Look no further than some of the largest public companies in the space. The Trade Desk’s shares were up 200% for the year at the end of December, while Magnite’s doubled over a similar period. Few areas of the ad industry have made such strong gains during one of the most turbulent years for economies worldwide.

The pressure is now on the sector’s main stakeholders to prove to both the industry and investors alike that it’s uplift is more sustainable and conscientious than it ever has been in the past.
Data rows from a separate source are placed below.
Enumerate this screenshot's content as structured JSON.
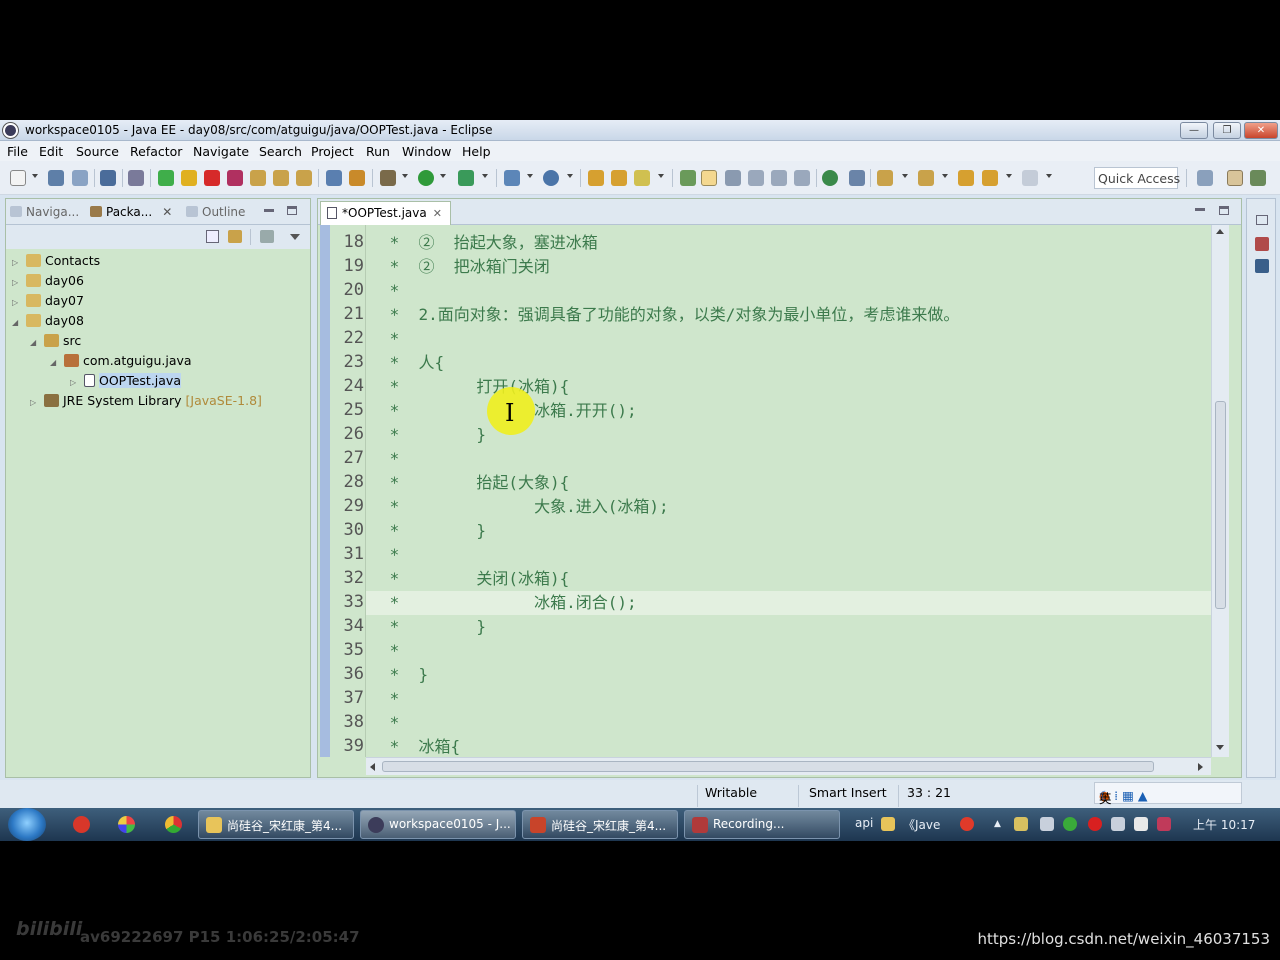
{
  "window": {
    "title": "workspace0105 - Java EE - day08/src/com/atguigu/java/OOPTest.java - Eclipse",
    "controls": [
      "—",
      "❐",
      "✕"
    ]
  },
  "menu": [
    "File",
    "Edit",
    "Source",
    "Refactor",
    "Navigate",
    "Search",
    "Project",
    "Run",
    "Window",
    "Help"
  ],
  "toolbar": {
    "quick_access": "Quick Access"
  },
  "left_panel": {
    "tabs": [
      {
        "label": "Naviga...",
        "active": false
      },
      {
        "label": "Packa...",
        "active": true
      },
      {
        "label": "Outline",
        "active": false
      }
    ],
    "tab_close": "✕",
    "tree": [
      {
        "label": "Contacts",
        "depth": 0,
        "toggle": "▷"
      },
      {
        "label": "day06",
        "depth": 0,
        "toggle": "▷"
      },
      {
        "label": "day07",
        "depth": 0,
        "toggle": "▷"
      },
      {
        "label": "day08",
        "depth": 0,
        "toggle": "◢"
      },
      {
        "label": "src",
        "depth": 1,
        "toggle": "◢"
      },
      {
        "label": "com.atguigu.java",
        "depth": 2,
        "toggle": "◢"
      },
      {
        "label": "OOPTest.java",
        "depth": 3,
        "toggle": "▷"
      },
      {
        "label": "JRE System Library",
        "suffix": "[JavaSE-1.8]",
        "depth": 1,
        "toggle": "▷"
      }
    ]
  },
  "editor": {
    "tab_label": "*OOPTest.java",
    "tab_close": "✕",
    "current_line": 33,
    "lines": [
      {
        "n": "18",
        "text": " *  ②  抬起大象，塞进冰箱"
      },
      {
        "n": "19",
        "text": " *  ②  把冰箱门关闭"
      },
      {
        "n": "20",
        "text": " *"
      },
      {
        "n": "21",
        "text": " *  2.面向对象：强调具备了功能的对象，以类/对象为最小单位，考虑谁来做。"
      },
      {
        "n": "22",
        "text": " *"
      },
      {
        "n": "23",
        "text": " *  人{"
      },
      {
        "n": "24",
        "text": " *        打开(冰箱){"
      },
      {
        "n": "25",
        "text": " *              冰箱.开开();"
      },
      {
        "n": "26",
        "text": " *        }"
      },
      {
        "n": "27",
        "text": " *"
      },
      {
        "n": "28",
        "text": " *        抬起(大象){"
      },
      {
        "n": "29",
        "text": " *              大象.进入(冰箱);"
      },
      {
        "n": "30",
        "text": " *        }"
      },
      {
        "n": "31",
        "text": " *"
      },
      {
        "n": "32",
        "text": " *        关闭(冰箱){"
      },
      {
        "n": "33",
        "text": " *              冰箱.闭合();"
      },
      {
        "n": "34",
        "text": " *        }"
      },
      {
        "n": "35",
        "text": " *"
      },
      {
        "n": "36",
        "text": " *  }"
      },
      {
        "n": "37",
        "text": " *"
      },
      {
        "n": "38",
        "text": " *"
      },
      {
        "n": "39",
        "text": " *  冰箱{"
      }
    ]
  },
  "status": {
    "writable": "Writable",
    "insert_mode": "Smart Insert",
    "position": "33 : 21",
    "ime": "英"
  },
  "taskbar": {
    "buttons": [
      {
        "label": "尚硅谷_宋红康_第4...",
        "active": false
      },
      {
        "label": "workspace0105 - J...",
        "active": true
      },
      {
        "label": "尚硅谷_宋红康_第4...",
        "active": false
      },
      {
        "label": "Recording...",
        "active": false
      }
    ],
    "tray_text_api": "api",
    "tray_text_java": "《Jave",
    "clock": "上午 10:17"
  },
  "overlay": {
    "bilibili_logo": "bilibili",
    "video_info": "av69222697 P15 1:06:25/2:05:47",
    "csdn_url": "https://blog.csdn.net/weixin_46037153"
  },
  "colors": {
    "editor_bg": "#cfe6cc",
    "comment_text": "#3c7a4c",
    "current_line_bg": "#e3f0e0",
    "cursor_highlight": "#eeee1e"
  }
}
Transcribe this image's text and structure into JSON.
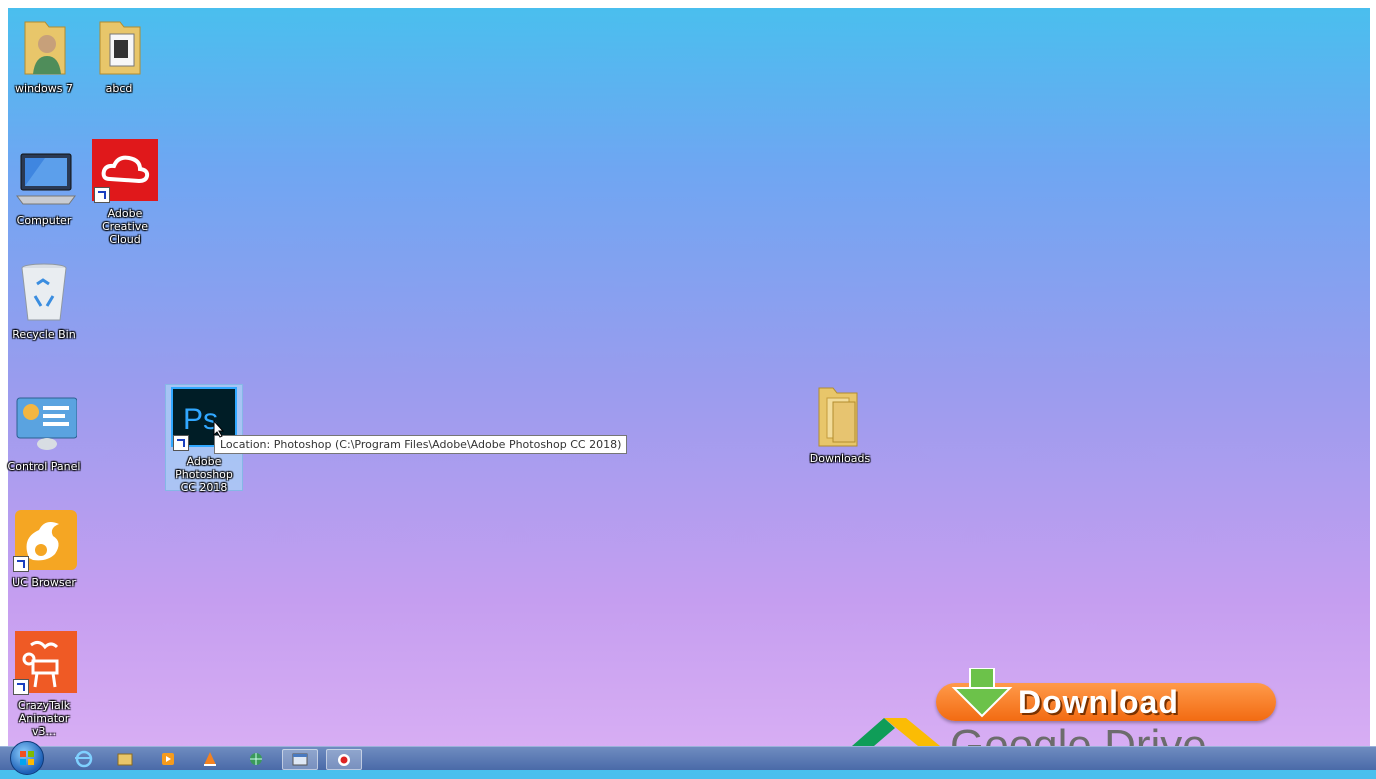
{
  "desktop": {
    "icons": [
      {
        "label": "windows 7"
      },
      {
        "label": "abcd"
      },
      {
        "label": "Computer"
      },
      {
        "label": "Adobe Creative Cloud"
      },
      {
        "label": "Recycle Bin"
      },
      {
        "label": "Control Panel"
      },
      {
        "label": "Adobe Photoshop CC 2018"
      },
      {
        "label": "Downloads"
      },
      {
        "label": "UC Browser"
      },
      {
        "label": "CrazyTalk Animator v3..."
      }
    ],
    "tooltip": "Location: Photoshop (C:\\Program Files\\Adobe\\Adobe Photoshop CC 2018)"
  },
  "overlay": {
    "download_label": "Download",
    "drive_label": "Google Drive",
    "brand_colors": {
      "orange": "#f26b12",
      "green": "#6cc24a"
    }
  },
  "taskbar": {
    "items": [
      {
        "icon": "internet-explorer-icon"
      },
      {
        "icon": "file-explorer-icon"
      },
      {
        "icon": "media-player-icon"
      },
      {
        "icon": "vlc-icon"
      },
      {
        "icon": "network-icon"
      },
      {
        "icon": "window-icon"
      },
      {
        "icon": "screen-recorder-icon"
      }
    ]
  }
}
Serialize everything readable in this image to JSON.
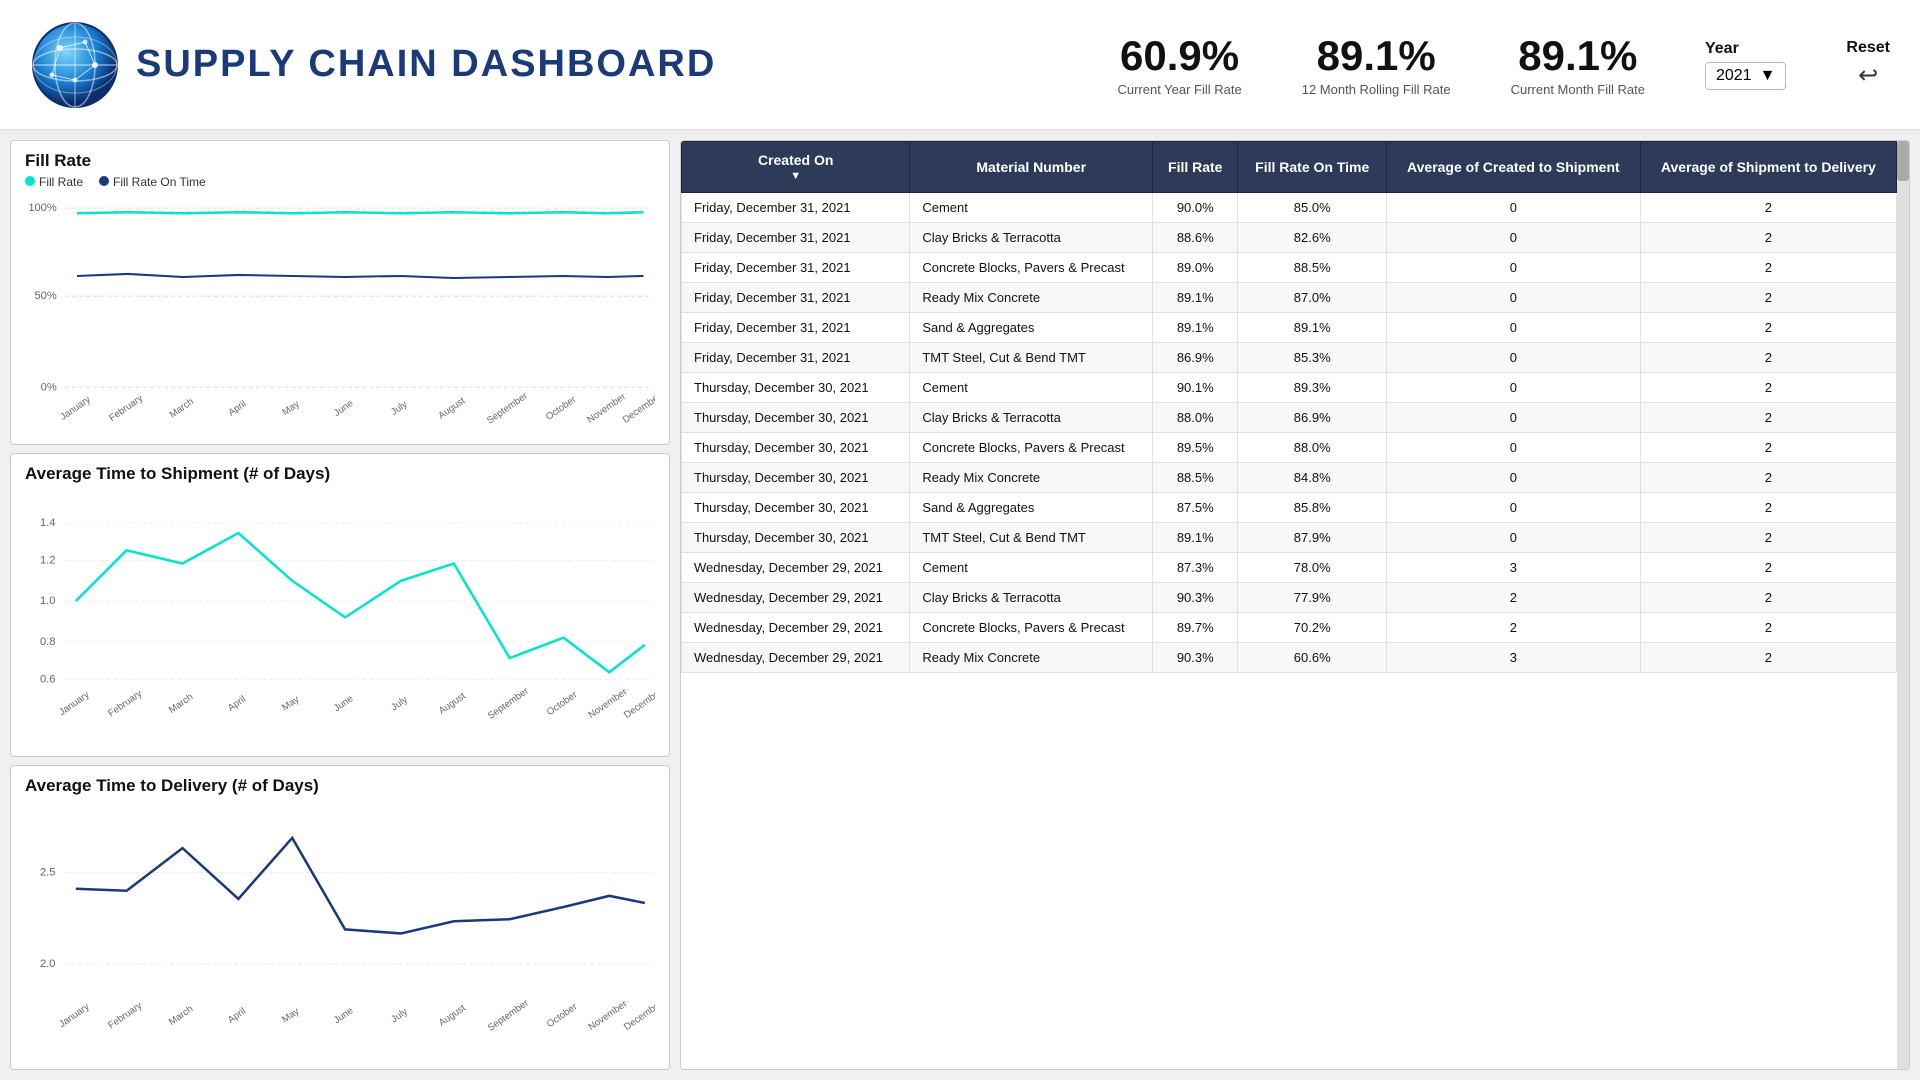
{
  "header": {
    "title": "SUPPLY CHAIN DASHBOARD",
    "metrics": [
      {
        "value": "60.9%",
        "label": "Current Year Fill Rate"
      },
      {
        "value": "89.1%",
        "label": "12 Month Rolling Fill Rate"
      },
      {
        "value": "89.1%",
        "label": "Current Month Fill Rate"
      }
    ],
    "year_label": "Year",
    "year_value": "2021",
    "reset_label": "Reset"
  },
  "charts": {
    "fill_rate": {
      "title": "Fill Rate",
      "legend": [
        {
          "label": "Fill Rate",
          "color": "#00e5cc"
        },
        {
          "label": "Fill Rate On Time",
          "color": "#1a3a7a"
        }
      ],
      "y_labels": [
        "100%",
        "50%",
        "0%"
      ],
      "x_labels": [
        "January",
        "February",
        "March",
        "April",
        "May",
        "June",
        "July",
        "August",
        "September",
        "October",
        "November",
        "December"
      ]
    },
    "time_to_shipment": {
      "title": "Average Time to Shipment (# of Days)",
      "y_labels": [
        "1.4",
        "1.2",
        "1.0",
        "0.8",
        "0.6"
      ],
      "x_labels": [
        "January",
        "February",
        "March",
        "April",
        "May",
        "June",
        "July",
        "August",
        "September",
        "October",
        "November",
        "December"
      ]
    },
    "time_to_delivery": {
      "title": "Average Time to Delivery (# of Days)",
      "y_labels": [
        "2.5",
        "2.0"
      ],
      "x_labels": [
        "January",
        "February",
        "March",
        "April",
        "May",
        "June",
        "July",
        "August",
        "September",
        "October",
        "November",
        "December"
      ]
    }
  },
  "table": {
    "columns": [
      "Created On",
      "Material Number",
      "Fill Rate",
      "Fill Rate On Time",
      "Average of Created to Shipment",
      "Average of Shipment to Delivery"
    ],
    "rows": [
      [
        "Friday, December 31, 2021",
        "Cement",
        "90.0%",
        "85.0%",
        "0",
        "2"
      ],
      [
        "Friday, December 31, 2021",
        "Clay Bricks & Terracotta",
        "88.6%",
        "82.6%",
        "0",
        "2"
      ],
      [
        "Friday, December 31, 2021",
        "Concrete Blocks, Pavers & Precast",
        "89.0%",
        "88.5%",
        "0",
        "2"
      ],
      [
        "Friday, December 31, 2021",
        "Ready Mix Concrete",
        "89.1%",
        "87.0%",
        "0",
        "2"
      ],
      [
        "Friday, December 31, 2021",
        "Sand & Aggregates",
        "89.1%",
        "89.1%",
        "0",
        "2"
      ],
      [
        "Friday, December 31, 2021",
        "TMT Steel, Cut & Bend TMT",
        "86.9%",
        "85.3%",
        "0",
        "2"
      ],
      [
        "Thursday, December 30, 2021",
        "Cement",
        "90.1%",
        "89.3%",
        "0",
        "2"
      ],
      [
        "Thursday, December 30, 2021",
        "Clay Bricks & Terracotta",
        "88.0%",
        "86.9%",
        "0",
        "2"
      ],
      [
        "Thursday, December 30, 2021",
        "Concrete Blocks, Pavers & Precast",
        "89.5%",
        "88.0%",
        "0",
        "2"
      ],
      [
        "Thursday, December 30, 2021",
        "Ready Mix Concrete",
        "88.5%",
        "84.8%",
        "0",
        "2"
      ],
      [
        "Thursday, December 30, 2021",
        "Sand & Aggregates",
        "87.5%",
        "85.8%",
        "0",
        "2"
      ],
      [
        "Thursday, December 30, 2021",
        "TMT Steel, Cut & Bend TMT",
        "89.1%",
        "87.9%",
        "0",
        "2"
      ],
      [
        "Wednesday, December 29, 2021",
        "Cement",
        "87.3%",
        "78.0%",
        "3",
        "2"
      ],
      [
        "Wednesday, December 29, 2021",
        "Clay Bricks & Terracotta",
        "90.3%",
        "77.9%",
        "2",
        "2"
      ],
      [
        "Wednesday, December 29, 2021",
        "Concrete Blocks, Pavers & Precast",
        "89.7%",
        "70.2%",
        "2",
        "2"
      ],
      [
        "Wednesday, December 29, 2021",
        "Ready Mix Concrete",
        "90.3%",
        "60.6%",
        "3",
        "2"
      ]
    ]
  }
}
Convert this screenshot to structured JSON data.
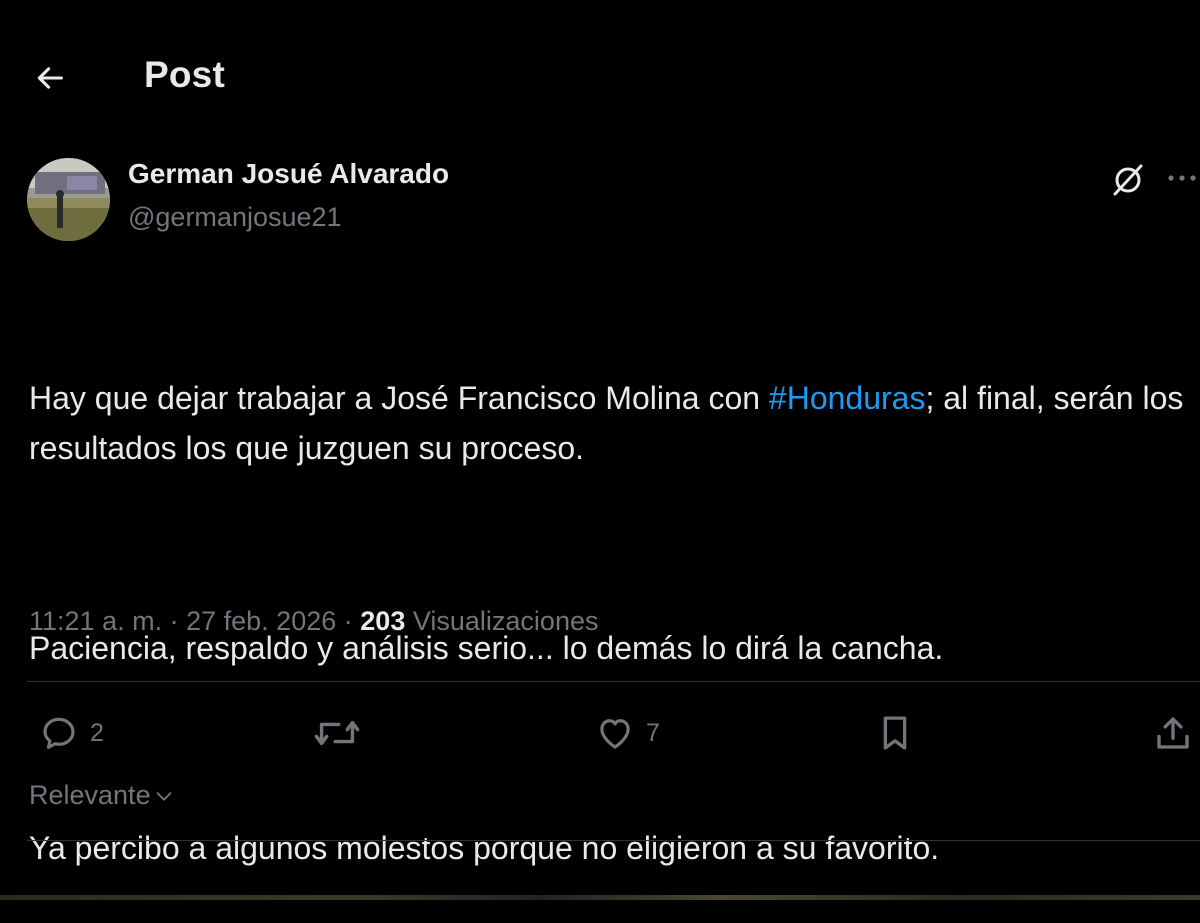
{
  "header": {
    "title": "Post",
    "back_icon": "arrow-left-icon"
  },
  "author": {
    "display_name": "German Josué Alvarado",
    "handle": "@germanjosue21"
  },
  "tweet": {
    "line1_prefix": "Hay que dejar trabajar a José Francisco Molina con ",
    "hashtag": "#Honduras",
    "line1_suffix": "; al final, serán los resultados los que juzguen su proceso.",
    "paragraph2": "Paciencia, respaldo y análisis serio... lo demás lo dirá la cancha.",
    "paragraph3": "Ya percibo a algunos molestos porque no eligieron a su favorito."
  },
  "meta": {
    "time": "11:21 a. m.",
    "separator": "·",
    "date": "27 feb. 2026",
    "views_count": "203",
    "views_label": "Visualizaciones"
  },
  "actions": {
    "reply_count": "2",
    "like_count": "7"
  },
  "sort": {
    "label": "Relevante"
  },
  "colors": {
    "background": "#000000",
    "text": "#e7e9ea",
    "secondary": "#71767b",
    "accent": "#1d9bf0",
    "divider": "#2f3336"
  }
}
On the surface, there are multiple reasons for ad tech to be optimistic about its chances.

In short, more ads are being bought online and subsequently via ad tech as evidenced by The Trade Desk’s market capitalization, which doubled in value last year to $28.6 billion — making it bigger than Omnicom and WPP, the world’s largest advertising holding groups — combined. The coronavirus intensified existing bright spots like connected TV, commerce and audio for ad tech and even banks seem impressed and some like Southern California-based East West Bank went so far as to extend lines of credit to programmatic — part of the market that has had its fair share of cash flow worries.

“It’s a testament to the strength of the industry that you have a bank that’s prepared to invest in what is usually seen as the riskiest part of the market,” said Hanna Kassis, CEO of Oarex, a invoice factoring company that was able to renew its existing $50 million deal with hedge fund Arena and secure another $50 million in credit from East West Bank.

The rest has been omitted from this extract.